A lot of what happens in this book is foreseeable, but there are some unexpected twists, too. There is humour, and a rather realistic depiction of friendships and family relations, where everything is not always what it looks like on the surface.
The characters develop - maybe with the exception of Paddy, who remains the good, solid husband and father in the background, seemingly without much going on with him.
I didn't like Pippa; even when she did come to her senses and finally took some responsibility for her own life, I was not reconciled, as she still came across very much the spoiled brat. With Lainey and Joey I could sympathise, and even with Holly to an extent.

The descriptions of Christmas preparations and the actual festivities were nice and not so over the top as to be unlikely.

Altogether, this was a pleasant and engaging read, editing was good, and should I happen to come across another Huntersbrook novel, I would read it just to know what happened next in the lives of the Craig family.

If you like, you can watch the author introduce her novel in a short video here:


  1. Sounds like a quick enjoyable read, but it's not available on kindle in the US.
    Did you read it as a "real" book?

    1. No, it was a free ebook in Amazon's kindle shop one or two years ago. It wasn't all that quick, actually - which is why it took me from since before Christmas until the first week of January to complete it.

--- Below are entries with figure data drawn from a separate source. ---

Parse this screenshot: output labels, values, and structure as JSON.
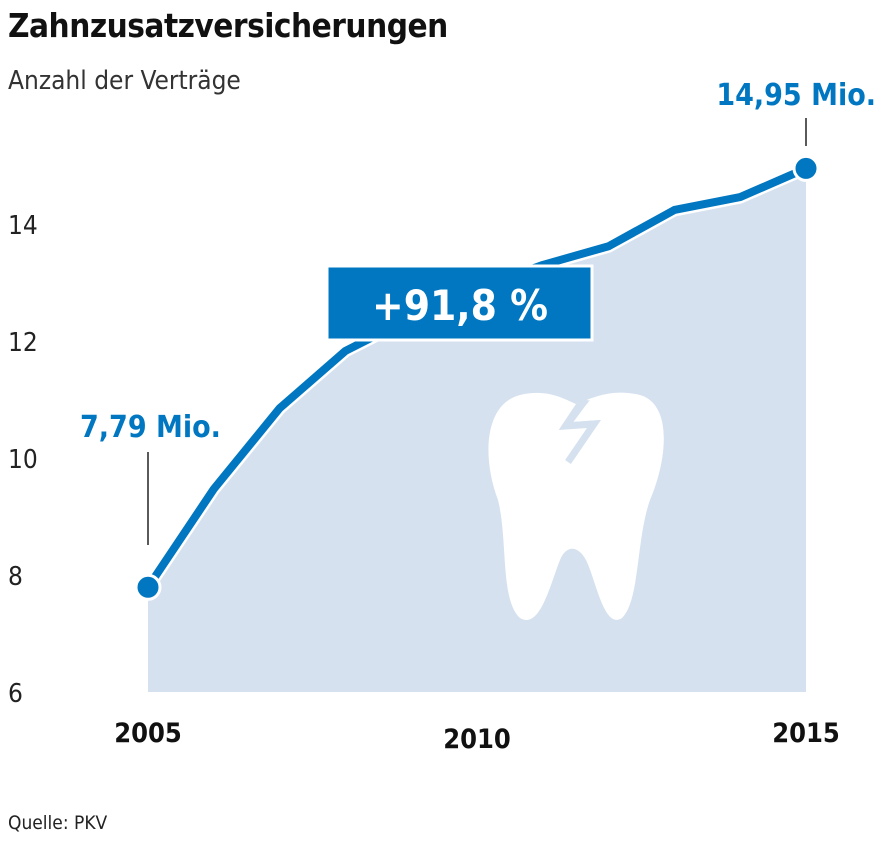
{
  "chart_data": {
    "type": "area",
    "title": "Zahnzusatzversicherungen",
    "subtitle": "Anzahl der Verträge",
    "ylabel": "Mio.",
    "xlabel": "",
    "x": [
      2005,
      2006,
      2007,
      2008,
      2009,
      2010,
      2011,
      2012,
      2013,
      2014,
      2015
    ],
    "values": [
      7.79,
      9.47,
      10.85,
      11.83,
      12.4,
      12.9,
      13.3,
      13.62,
      14.24,
      14.46,
      14.95
    ],
    "ylim": [
      6,
      15
    ],
    "yticks": [
      "6",
      "8",
      "10",
      "12",
      "14"
    ],
    "ytick_values": [
      6,
      8,
      10,
      12,
      14
    ],
    "xticks": [
      "2005",
      "2010",
      "2015"
    ],
    "xtick_values": [
      2005,
      2010,
      2015
    ],
    "annotations": {
      "start": "7,79 Mio.",
      "end": "14,95 Mio.",
      "change": "+91,8 %"
    },
    "grid": false,
    "colors": {
      "line": "#0077c0",
      "area": "#d5e1ef",
      "box": "#0077c0"
    }
  },
  "source": "Quelle: PKV",
  "icon": "broken-tooth-icon"
}
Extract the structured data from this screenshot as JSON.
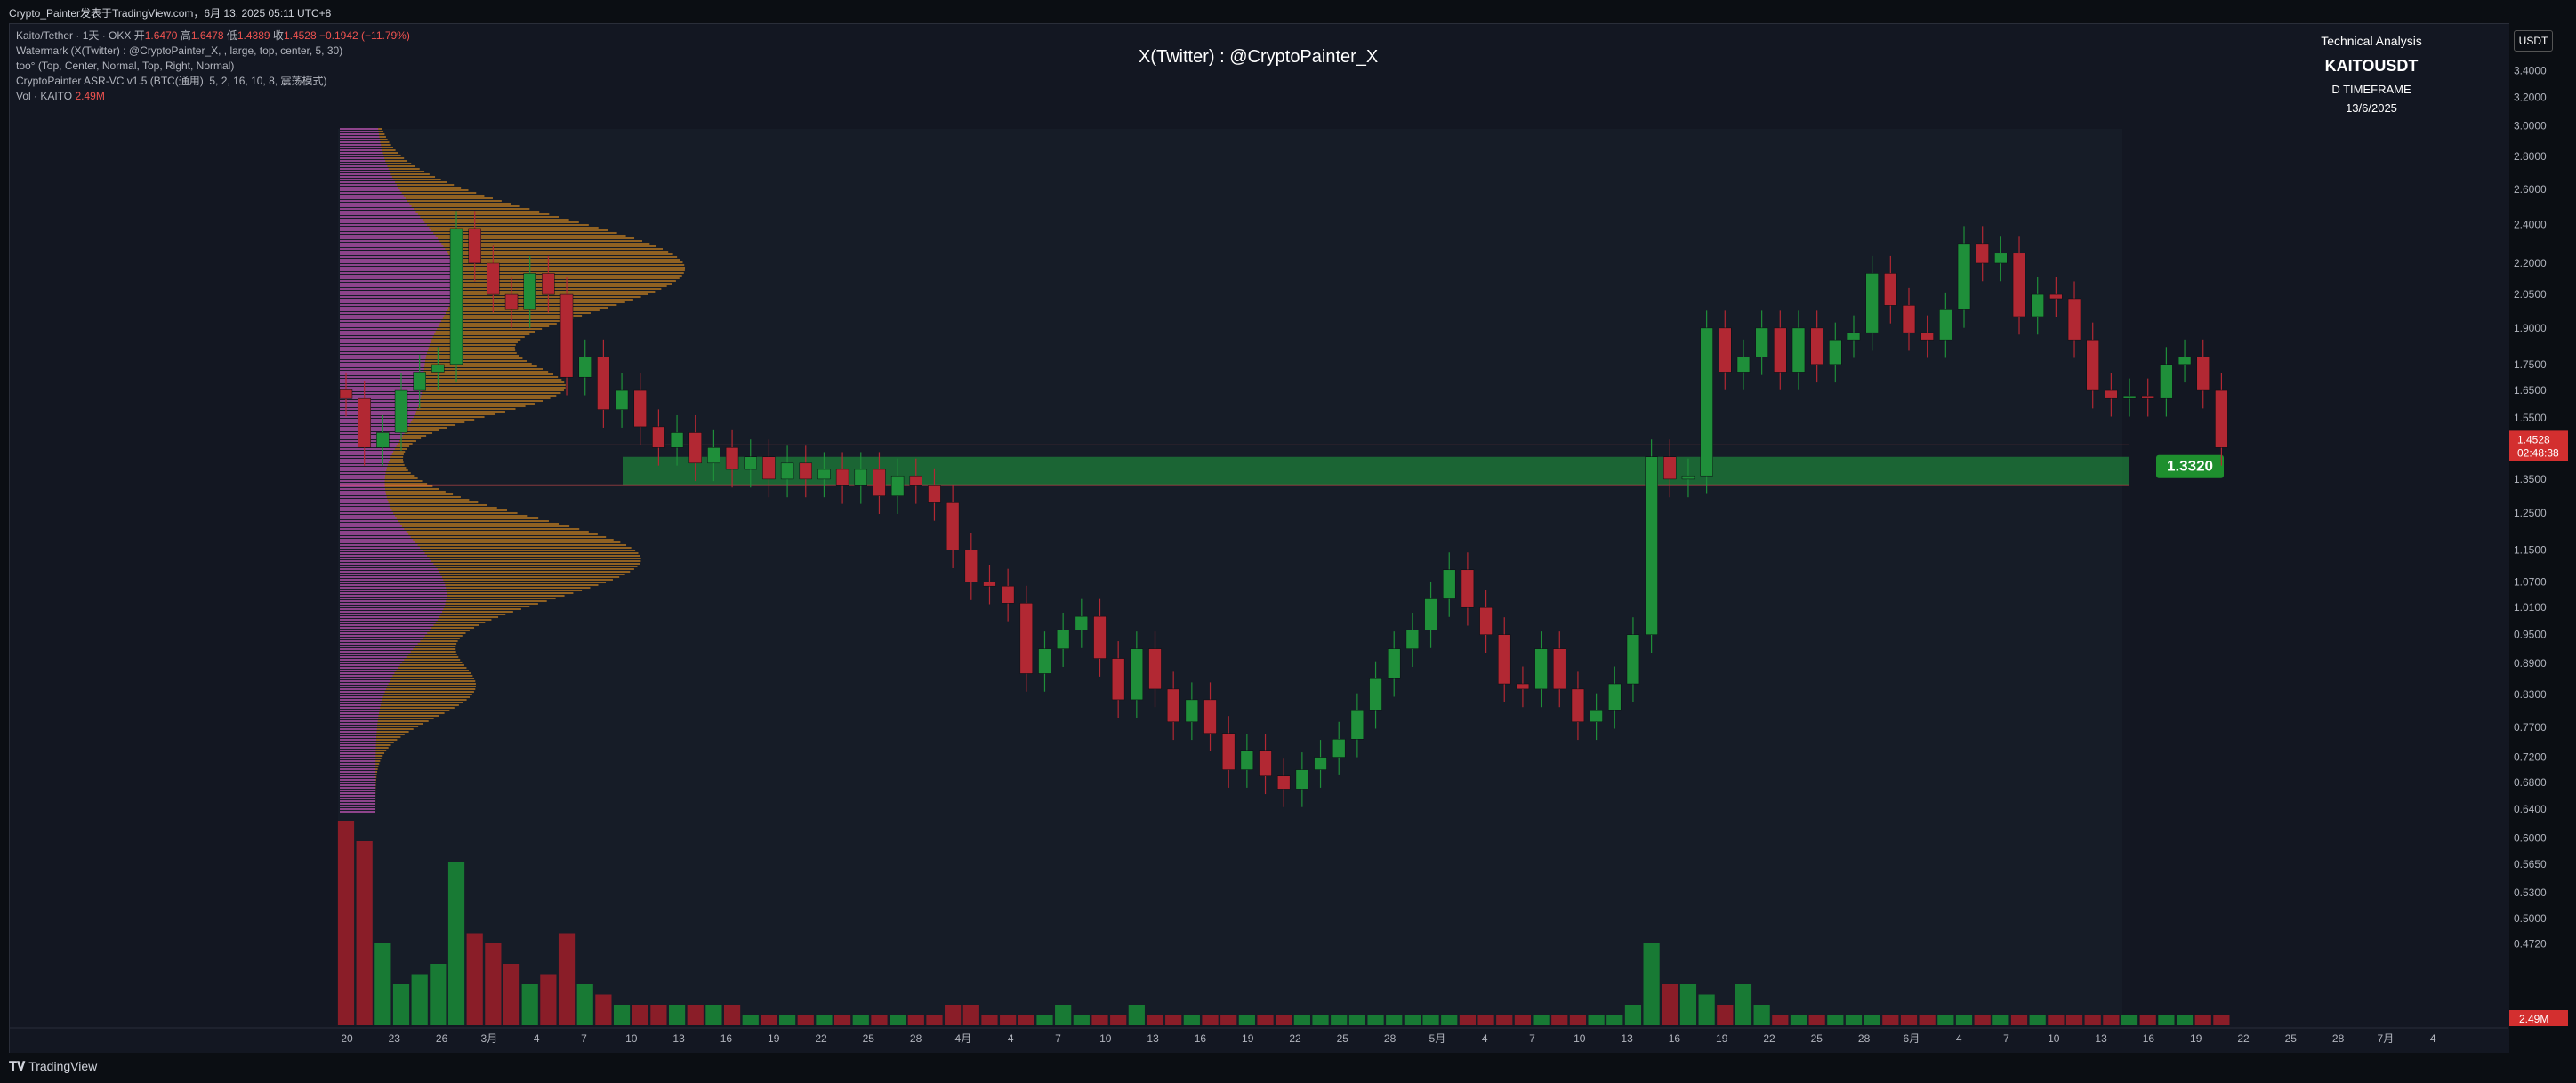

  2. It sounds good, but not sure I could stand Pippa! Also, it doesn't seem like a very Irish name. It seems like one of those solid English names like Cecil and Nigel. ;<)

    1. The author is Irish, as far as I know, so I guess the names she chose for her characters reflect names she is familiar with in her life.
      Your comment prompted me to look up her homepage, and what I found there was astonishing and moving:

    2. Oh! I went and looked at here website, Meike and I see what you mean! She is a cancer survivor and one who is positive and funny and my kind of gal. I left her a message on her contact page and also visited her blog. Thanks for having this review here. She also wrote a book of nonfiction..."Talk To The Headscarf", and you know that is the book for me! :-)

    3. I saw the "Headscarf" book on her website, too, and I am not surprised you are most interested in that one :-)
      Let me know when/if she replies to you, I think it is always wonderful when an author replies to one of my messages, and some have even commented on here.

    4. I also watched the video and she made me smile and chuckle, and that is always a good thing!

    5. Yes, it takes something, doesn't it, to make people smile and chuckle when you have a life like Emma Hannigan.